Spam E-mail

The data this week comes from Vincent Arel-Bundock’s Rdatasets package(https://vincentarelbundock.github.io/Rdatasets/index.html).

Rdatasets is a collection of 2246 datasets which were originally distributed alongside the statistical software environment R and some of its add-on packages. The goal is to make these data more broadly accessible for teaching and statistical software development.

We’re working with the spam email dataset. This is a subset of the spam e-mail database.

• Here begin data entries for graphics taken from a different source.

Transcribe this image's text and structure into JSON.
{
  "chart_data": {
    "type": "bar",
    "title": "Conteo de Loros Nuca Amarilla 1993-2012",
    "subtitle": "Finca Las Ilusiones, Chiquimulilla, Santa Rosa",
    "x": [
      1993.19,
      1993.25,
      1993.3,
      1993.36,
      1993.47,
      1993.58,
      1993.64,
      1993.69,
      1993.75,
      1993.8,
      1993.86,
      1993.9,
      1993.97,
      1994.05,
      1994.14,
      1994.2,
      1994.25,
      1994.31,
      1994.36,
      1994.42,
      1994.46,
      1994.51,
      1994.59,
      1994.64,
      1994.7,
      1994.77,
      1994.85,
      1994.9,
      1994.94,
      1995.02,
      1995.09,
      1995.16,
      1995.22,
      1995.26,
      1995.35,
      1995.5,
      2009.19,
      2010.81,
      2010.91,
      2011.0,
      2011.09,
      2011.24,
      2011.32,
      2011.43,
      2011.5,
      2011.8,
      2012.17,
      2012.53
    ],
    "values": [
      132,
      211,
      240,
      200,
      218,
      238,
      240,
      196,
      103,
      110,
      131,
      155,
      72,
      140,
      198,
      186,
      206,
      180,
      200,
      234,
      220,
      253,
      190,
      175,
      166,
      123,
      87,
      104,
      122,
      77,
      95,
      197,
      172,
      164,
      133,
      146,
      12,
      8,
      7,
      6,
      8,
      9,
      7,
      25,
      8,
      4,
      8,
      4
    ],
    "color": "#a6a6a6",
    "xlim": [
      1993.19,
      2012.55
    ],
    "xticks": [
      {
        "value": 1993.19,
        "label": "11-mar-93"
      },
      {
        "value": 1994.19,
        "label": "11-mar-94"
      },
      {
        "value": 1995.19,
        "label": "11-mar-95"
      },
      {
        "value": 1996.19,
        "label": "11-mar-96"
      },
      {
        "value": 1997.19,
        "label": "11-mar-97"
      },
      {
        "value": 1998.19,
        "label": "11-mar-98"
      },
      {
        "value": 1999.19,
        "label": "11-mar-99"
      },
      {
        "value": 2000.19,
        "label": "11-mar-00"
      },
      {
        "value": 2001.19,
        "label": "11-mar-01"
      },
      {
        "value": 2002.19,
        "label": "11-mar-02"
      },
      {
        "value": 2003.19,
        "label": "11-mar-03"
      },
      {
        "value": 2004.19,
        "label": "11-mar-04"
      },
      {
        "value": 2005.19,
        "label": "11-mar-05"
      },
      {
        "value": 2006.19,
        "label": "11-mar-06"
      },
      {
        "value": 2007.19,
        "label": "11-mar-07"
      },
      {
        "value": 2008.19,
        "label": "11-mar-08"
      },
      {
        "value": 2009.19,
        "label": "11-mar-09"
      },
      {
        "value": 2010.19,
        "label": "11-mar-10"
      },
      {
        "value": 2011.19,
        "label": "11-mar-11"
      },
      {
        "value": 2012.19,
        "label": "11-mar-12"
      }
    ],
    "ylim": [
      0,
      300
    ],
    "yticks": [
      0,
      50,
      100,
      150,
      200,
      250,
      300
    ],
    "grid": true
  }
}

This is a dataset collected at Hewlett-Packard Labs by Mark Hopkins, Erik Reeber, George Forman, and Jaap Suermondt and shared with the UCI Machine Learning Repository. The dataset classifies 4601 e-mails as spam or non-spam, with additional variables indicating the frequency of certain words and characters in the e-mail.

The Data

# Option 1: tidytuesdayR package 
## install.packages("tidytuesdayR")

tuesdata <- tidytuesdayR::tt_load('2023-08-15')
## OR
tuesdata <- tidytuesdayR::tt_load(2023, week = 33)

spam <- tuesdata$spam

# Option 2: Read directly from GitHub

spam <- readr::read_csv('https://raw.githubusercontent.com/rfordatascience/tidytuesday/main/data/2023/2023-08-15/spam.csv')

Data Dictionary

`spam.csv`

variable	class	description
crl.tot	double	Total length of uninterrupted sequences of capitals
dollar	double	Occurrences of the dollar sign, as percent of total number of characters
bang	double	Occurrences of ‘!’, as percent of total number of characters
money	double	Occurrences of ‘money’, as percent of total number of characters
n000	double	Occurrences of the string ‘000’, as percent of total number of words
make	double	Occurrences of ‘make’, as a percent of total number of words
yesno	character	Outcome variable, a factor with levels ‘n’ not spam, ‘y’ spam

Cleaning Script

First column was removed.

How to Participate

Explore the data, watching out for interesting relationships. We would like to emphasize that you should not draw conclusions about causation in the data. There are various moderating variables that affect all data, many of which might not have been captured in these datasets. As such, our suggestion is to use the data provided to practice your data tidying and plotting techniques, and to consider for yourself what nuances might underlie these relationships.
Create a visualization, a model, a shiny app, or some other piece of data-science-related output, using R or another programming language.
Share your output and the code used to generate it on social media with the #TidyTuesday hashtag.